Wednesday, June 11, 2014

qotd: AHIP supports catastrophic plans as option


America's Health Insurance Plans (AHIP)
June 2014
Continuing Our Commitment to Consumers: Solutions That Will Enhance
Affordability, Stability and Accessibility in the New Health Care
Marketplace

Enhancing affordability by creating a new lower premium Catastrophic
Plan option

While millions of Americans have the peace of mind that health insurance
provides, more can be done to maximize choice and affordability for
individuals and families. As a solution to bring more families into the
marketplace:

Health plans support the creation of a new, lower-premium catastrophic
plan.

Such a plan would offer consumers the option of coverage that has lower
monthly premiums but still provides the comfort of knowing that their
costs will be limited in the event of a serious illness or injury.

Under the ACA, plans offered in the marketplaces fall into several
metal-level categories, based on their "actuarial value" (AV) standard -
essentially, what percentage of health care costs the policy would cover
for a standard population. Plans are labeled as platinum (90% AV), gold
(80% AV), silver (70% AV), or bronze (60% AV). A limited number of
individuals — including individuals under the age of 30 — also have the
option to purchase a catastrophic, high-deductible plan, although it has
an actuarial value that is comparable to the bronze plan.

The new catastrophic plan would offer an AV just below the current
minimum requirement, allowing for lower premiums, but would still
include coverage of the law's mandated essential health benefits, have
no annual or lifetime benefit limits, and cover all preventive health
services with zero cost-sharing for consumers. This would allow
individuals and families eligible for premium subsidies to use that
financial assistance to purchase the new plan, an option currently
unavailable to consumers purchasing the ACA catastrophic plan.

We believe a new catastrophic plan would further the public policy goal
of affordability and call upon policymakers to expand consumer choices
by allowing this lower-premium option to be offered.

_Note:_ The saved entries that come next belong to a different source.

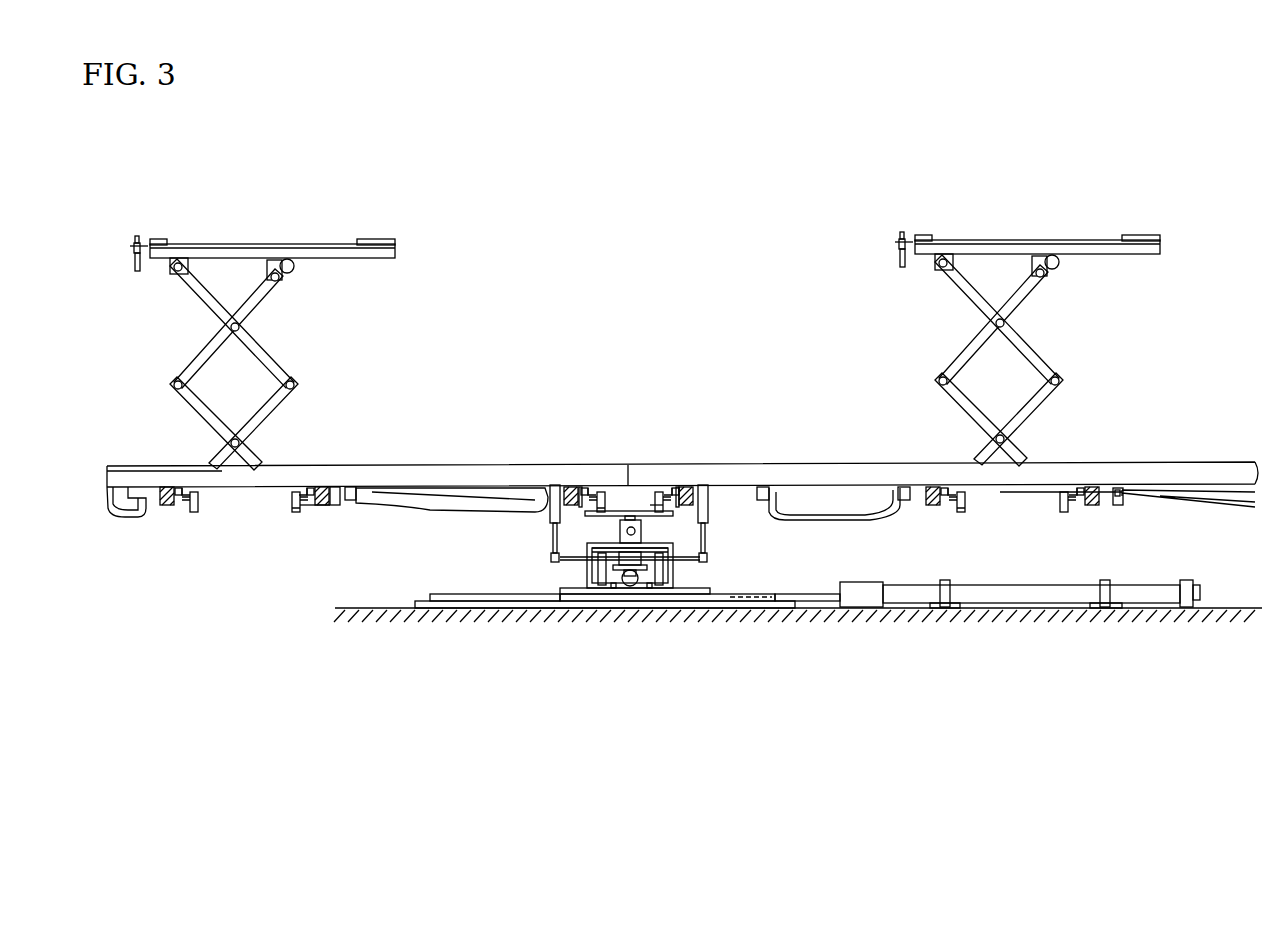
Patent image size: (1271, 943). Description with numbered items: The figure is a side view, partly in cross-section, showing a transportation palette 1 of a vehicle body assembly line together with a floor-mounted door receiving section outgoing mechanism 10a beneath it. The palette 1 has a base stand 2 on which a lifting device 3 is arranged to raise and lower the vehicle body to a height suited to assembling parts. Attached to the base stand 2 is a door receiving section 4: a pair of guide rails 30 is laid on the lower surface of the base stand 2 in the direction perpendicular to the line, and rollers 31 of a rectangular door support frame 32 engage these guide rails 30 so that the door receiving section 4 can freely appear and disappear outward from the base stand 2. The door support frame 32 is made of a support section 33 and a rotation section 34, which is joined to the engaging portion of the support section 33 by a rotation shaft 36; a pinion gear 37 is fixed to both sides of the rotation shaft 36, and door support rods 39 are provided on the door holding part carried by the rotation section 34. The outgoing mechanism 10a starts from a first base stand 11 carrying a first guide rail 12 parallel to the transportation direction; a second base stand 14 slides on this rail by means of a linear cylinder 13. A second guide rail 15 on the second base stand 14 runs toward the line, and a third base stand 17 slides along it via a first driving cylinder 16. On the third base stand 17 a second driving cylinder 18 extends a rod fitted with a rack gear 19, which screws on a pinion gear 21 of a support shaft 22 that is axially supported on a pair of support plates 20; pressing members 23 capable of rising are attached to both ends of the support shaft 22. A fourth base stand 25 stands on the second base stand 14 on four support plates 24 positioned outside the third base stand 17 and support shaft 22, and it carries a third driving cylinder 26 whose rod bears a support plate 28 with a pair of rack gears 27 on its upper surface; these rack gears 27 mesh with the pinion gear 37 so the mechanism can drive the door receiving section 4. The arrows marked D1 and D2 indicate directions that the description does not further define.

The transportation palette 1 is at (486, 378).
The base stand 2 is at (427, 466).
The lifting device 3 is at (166, 330).
The door receiving section 4 is at (342, 532).
The door receiving section outgoing mechanism 10a is at (460, 652).
The first base stand 11 is at (745, 608).
The first guide rail 12 is at (438, 601).
The linear cylinder 13 is at (1028, 588).
The second base stand 14 is at (690, 596).
The second guide rail 15 is at (622, 588).
The first driving cylinder 16 is at (645, 588).
The third base stand 17 is at (612, 588).
The second driving cylinder 18 is at (630, 588).
The rack gear 19 is at (656, 588).
The support plates 20 is at (673, 566).
The pinion gear 21 is at (668, 548).
The support shaft 22 is at (580, 572).
The pressing members 23 is at (553, 486).
The support plates 24 is at (560, 600).
The fourth base stand 25 is at (590, 546).
The third driving cylinder 26 is at (641, 531).
The rack gears 27 is at (605, 490).
The support plate 28 is at (628, 510).
The guide rails 30 is at (190, 487).
The rollers 31 is at (176, 488).
The door support frame 32 is at (156, 532).
The support section 33 is at (334, 505).
The rotation section 34 is at (320, 506).
The rotation shaft 36 is at (296, 510).
The pinion gear 37 is at (655, 490).
The door support rods 39 is at (1123, 506).
The direction D1 is at (122, 520).
The direction D2 is at (455, 502).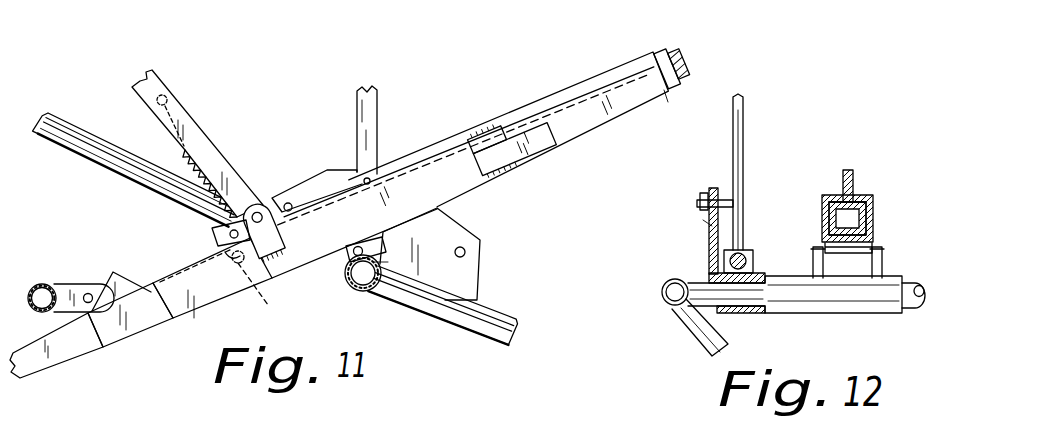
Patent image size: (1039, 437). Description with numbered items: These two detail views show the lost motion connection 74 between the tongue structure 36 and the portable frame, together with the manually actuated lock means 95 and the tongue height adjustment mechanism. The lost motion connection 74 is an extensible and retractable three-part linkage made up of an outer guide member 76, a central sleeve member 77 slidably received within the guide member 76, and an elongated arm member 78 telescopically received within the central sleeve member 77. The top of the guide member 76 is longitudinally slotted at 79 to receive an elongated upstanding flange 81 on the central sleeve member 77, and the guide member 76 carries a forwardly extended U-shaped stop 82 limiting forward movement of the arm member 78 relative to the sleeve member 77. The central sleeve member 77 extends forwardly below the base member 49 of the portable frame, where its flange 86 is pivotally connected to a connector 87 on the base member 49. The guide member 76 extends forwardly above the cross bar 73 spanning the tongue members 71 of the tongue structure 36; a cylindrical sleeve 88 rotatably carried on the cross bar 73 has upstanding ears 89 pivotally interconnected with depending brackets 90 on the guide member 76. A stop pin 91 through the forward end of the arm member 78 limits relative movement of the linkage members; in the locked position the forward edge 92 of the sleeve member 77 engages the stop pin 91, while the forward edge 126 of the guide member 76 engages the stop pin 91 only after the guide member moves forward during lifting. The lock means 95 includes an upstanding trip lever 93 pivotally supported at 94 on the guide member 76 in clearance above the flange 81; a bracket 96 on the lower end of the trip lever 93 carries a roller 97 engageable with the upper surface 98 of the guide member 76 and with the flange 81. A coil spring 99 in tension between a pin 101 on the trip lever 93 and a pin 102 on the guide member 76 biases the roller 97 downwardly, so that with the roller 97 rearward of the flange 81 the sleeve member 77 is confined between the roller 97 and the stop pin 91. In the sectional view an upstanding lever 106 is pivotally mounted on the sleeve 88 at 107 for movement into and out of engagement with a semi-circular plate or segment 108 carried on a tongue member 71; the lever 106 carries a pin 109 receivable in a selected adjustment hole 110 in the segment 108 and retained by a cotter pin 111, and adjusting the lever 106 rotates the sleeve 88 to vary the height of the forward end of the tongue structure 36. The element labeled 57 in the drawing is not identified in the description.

http://www.ahip.org/News/Press-Room/2014/Policy-Solutions/

****


Comment by Don McCanne

One of the worst failures of the Affordable Care Act (ACA) is that, even
with subsidies, the premiums and out-of-pocket expenses are unaffordable
for far too many people. AHIP now proposes to make the premiums slightly
more affordable by offering catastrophic plans with very high
deductibles that would make accessing health care truly unaffordable for
even more people (cost sharing subsidies are available only for silver
plans, but coverage of the proposed catastrophic plans would fall even
below the lowest-level bronze plans).

Why would they do this? Could it be that they want to capture a portion
of the market of the 31 million people who will still remain uninsured
after ACA is fully implemented?

Who would actually select these plans with very high deductibles but
lower premiums? Those with very low incomes who would struggle even with
subsidized premiums might choose these plans if they consider their
subsidized premiums to be "all that they can afford." These are
individuals who would be much more likely to forgo essential health care
simply because they couldn't afford their portion of the deductibles.

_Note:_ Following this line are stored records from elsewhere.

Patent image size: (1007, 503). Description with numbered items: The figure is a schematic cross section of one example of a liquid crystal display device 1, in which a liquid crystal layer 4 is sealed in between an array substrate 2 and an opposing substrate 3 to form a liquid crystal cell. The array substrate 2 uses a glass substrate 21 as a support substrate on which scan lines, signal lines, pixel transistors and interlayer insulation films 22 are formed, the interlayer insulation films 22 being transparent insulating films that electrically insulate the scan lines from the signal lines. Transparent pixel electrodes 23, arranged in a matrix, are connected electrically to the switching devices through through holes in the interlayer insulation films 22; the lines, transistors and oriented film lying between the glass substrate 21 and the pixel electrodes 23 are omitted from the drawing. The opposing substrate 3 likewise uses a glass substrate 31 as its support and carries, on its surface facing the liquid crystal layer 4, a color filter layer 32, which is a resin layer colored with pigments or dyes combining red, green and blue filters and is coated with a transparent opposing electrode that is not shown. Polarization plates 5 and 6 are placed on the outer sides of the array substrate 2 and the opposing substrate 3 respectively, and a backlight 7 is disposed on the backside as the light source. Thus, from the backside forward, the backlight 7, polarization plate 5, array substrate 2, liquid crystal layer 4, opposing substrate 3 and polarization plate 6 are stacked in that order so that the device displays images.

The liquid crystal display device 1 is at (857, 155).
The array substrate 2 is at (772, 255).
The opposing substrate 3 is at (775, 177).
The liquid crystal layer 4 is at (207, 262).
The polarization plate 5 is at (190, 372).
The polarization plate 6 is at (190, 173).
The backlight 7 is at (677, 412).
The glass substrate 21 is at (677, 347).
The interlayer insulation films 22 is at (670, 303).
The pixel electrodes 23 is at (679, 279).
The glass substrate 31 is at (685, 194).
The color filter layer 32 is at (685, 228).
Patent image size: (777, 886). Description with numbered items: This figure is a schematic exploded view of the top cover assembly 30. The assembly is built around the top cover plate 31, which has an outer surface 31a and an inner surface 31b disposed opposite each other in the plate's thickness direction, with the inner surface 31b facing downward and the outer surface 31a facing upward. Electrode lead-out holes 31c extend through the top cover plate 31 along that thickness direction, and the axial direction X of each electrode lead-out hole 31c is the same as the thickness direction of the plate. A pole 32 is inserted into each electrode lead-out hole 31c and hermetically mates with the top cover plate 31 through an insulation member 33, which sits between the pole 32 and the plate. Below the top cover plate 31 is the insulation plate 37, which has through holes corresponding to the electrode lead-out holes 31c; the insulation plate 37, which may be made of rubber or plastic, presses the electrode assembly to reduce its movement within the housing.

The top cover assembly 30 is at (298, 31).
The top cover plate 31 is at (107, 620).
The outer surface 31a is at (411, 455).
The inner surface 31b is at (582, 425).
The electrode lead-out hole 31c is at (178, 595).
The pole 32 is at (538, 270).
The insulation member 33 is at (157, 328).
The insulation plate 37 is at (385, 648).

Very high income individuals might select these plans to insure against
catastrophic losses while deciding to self insure against more modest
medical costs. The problem with this is that this is a form of
regressive financing of the insurance risk pools. Since average health
care costs are well beyond the means of middle income families to pay
for them, wealthier individuals need to contribute more to the
collective insurance pools (as they would in a single payer financing
system). The AHIP proposal for low-premium catastrophic plans would
allow them to contribute less than average instead.

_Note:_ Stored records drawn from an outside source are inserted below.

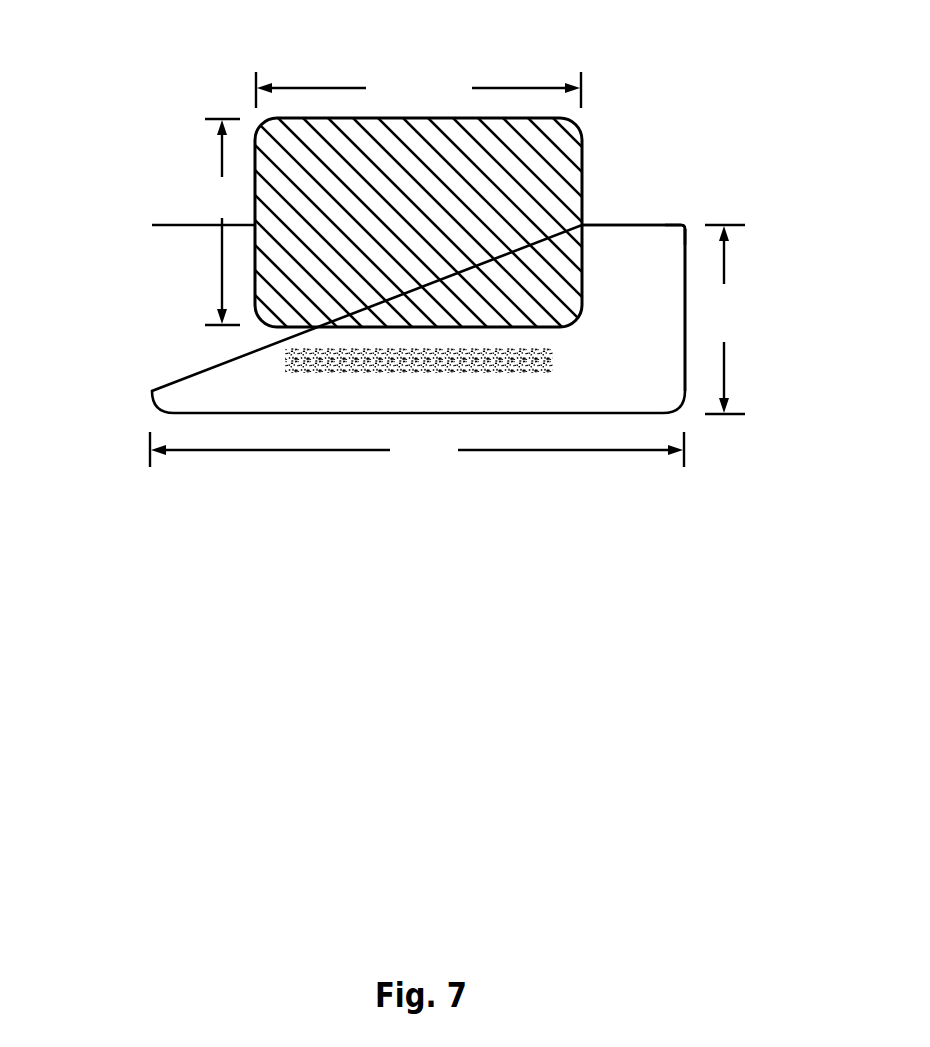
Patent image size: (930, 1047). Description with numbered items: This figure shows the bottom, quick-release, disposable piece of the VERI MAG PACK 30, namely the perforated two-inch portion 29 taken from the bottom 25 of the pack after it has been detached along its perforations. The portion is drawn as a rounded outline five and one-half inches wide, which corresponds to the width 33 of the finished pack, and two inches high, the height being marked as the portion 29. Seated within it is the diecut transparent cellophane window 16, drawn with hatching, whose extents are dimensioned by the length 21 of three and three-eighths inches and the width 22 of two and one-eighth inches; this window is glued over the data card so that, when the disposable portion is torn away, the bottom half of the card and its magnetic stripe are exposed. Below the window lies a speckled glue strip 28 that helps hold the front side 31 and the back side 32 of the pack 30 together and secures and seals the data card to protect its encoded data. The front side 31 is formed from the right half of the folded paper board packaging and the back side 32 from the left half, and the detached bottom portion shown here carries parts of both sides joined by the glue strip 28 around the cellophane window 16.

The diecut transparent cellophane window 16 is at (427, 229).
The length 21 is at (320, 87).
The width 22 is at (221, 155).
The bottom 25 is at (626, 224).
The glue strip 28 is at (553, 361).
The perforated two-inch portion 29 is at (725, 368).
The VERI MAG PACK 30 is at (135, 348).
The front side 31 is at (650, 310).
The back side 32 is at (688, 246).
The width 33 is at (287, 451).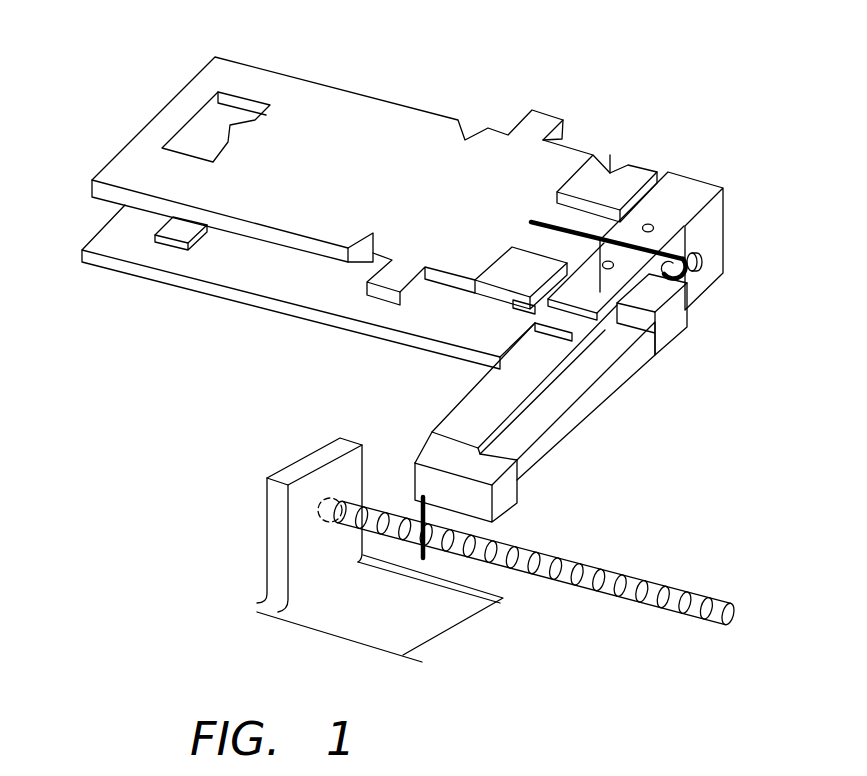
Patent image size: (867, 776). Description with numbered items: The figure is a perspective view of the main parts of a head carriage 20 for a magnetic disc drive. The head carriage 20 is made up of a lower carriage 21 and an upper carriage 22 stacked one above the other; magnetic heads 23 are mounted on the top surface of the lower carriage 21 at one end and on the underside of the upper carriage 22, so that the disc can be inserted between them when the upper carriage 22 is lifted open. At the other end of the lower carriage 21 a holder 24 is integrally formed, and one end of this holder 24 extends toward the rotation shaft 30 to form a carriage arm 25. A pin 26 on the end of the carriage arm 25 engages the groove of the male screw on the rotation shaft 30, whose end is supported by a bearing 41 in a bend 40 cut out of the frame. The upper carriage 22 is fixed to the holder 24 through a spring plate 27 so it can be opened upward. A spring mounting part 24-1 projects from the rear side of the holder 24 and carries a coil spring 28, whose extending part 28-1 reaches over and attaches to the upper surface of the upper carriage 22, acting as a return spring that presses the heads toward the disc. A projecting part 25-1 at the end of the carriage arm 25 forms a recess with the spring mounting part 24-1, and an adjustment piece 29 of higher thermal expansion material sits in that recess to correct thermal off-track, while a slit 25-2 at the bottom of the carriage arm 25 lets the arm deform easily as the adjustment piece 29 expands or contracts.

The head carriage 20 is at (408, 98).
The lower carriage 21 is at (253, 307).
The upper carriage 22 is at (315, 97).
The magnetic head 23 is at (173, 243).
The holder 24 is at (607, 318).
The spring mounting part 24-1 is at (672, 318).
The carriage arm 25 is at (462, 422).
The projecting part 25-1 is at (505, 488).
The slit 25-2 is at (548, 325).
The pin 26 is at (430, 507).
The spring plate 27 is at (678, 188).
The coil spring 28 is at (693, 270).
The extending part 28-1 is at (535, 222).
The adjustment piece 29 is at (560, 430).
The rotation shaft 30 is at (640, 578).
The bend 40 is at (277, 538).
The bearing 41 is at (330, 490).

For healthy middle-income families there is a preference for the
tradeoff of lower premiums for higher-deductibles - an observation
confirmed by behavior in the individual insurance market before the
enactment of ACA. Families that remain healthy will come out ahead, but
those families that later face significant health problems often find
that they will face severe financial hardship as well - even bankruptcy.

So the insurance industry is taking a position that they can increase
their market, that they will not have to pay for routine medical
expenses, and that they can lower their medical losses by paying only
for the comparatively few individuals with high medical expenses. Little
does it matter that they have the health coverage function backwards in
that the healthy and wealthy do very well but the sick and poor suffer.
Limiting essential protection for the most vulnerable demonstrates again
why the private insurance industry should be dismissed.

The insurance industry has been very successful in getting innovations
that benefit themselves. This release by AHIP suggests that this is the
beginning of another self-serving public campaign - this time to allow
individuals to have (in marketing terms) "the choice of purchasing only
the insurance they need" - a high-deductible catastrophic health plan.

Social solidarity takes another beating.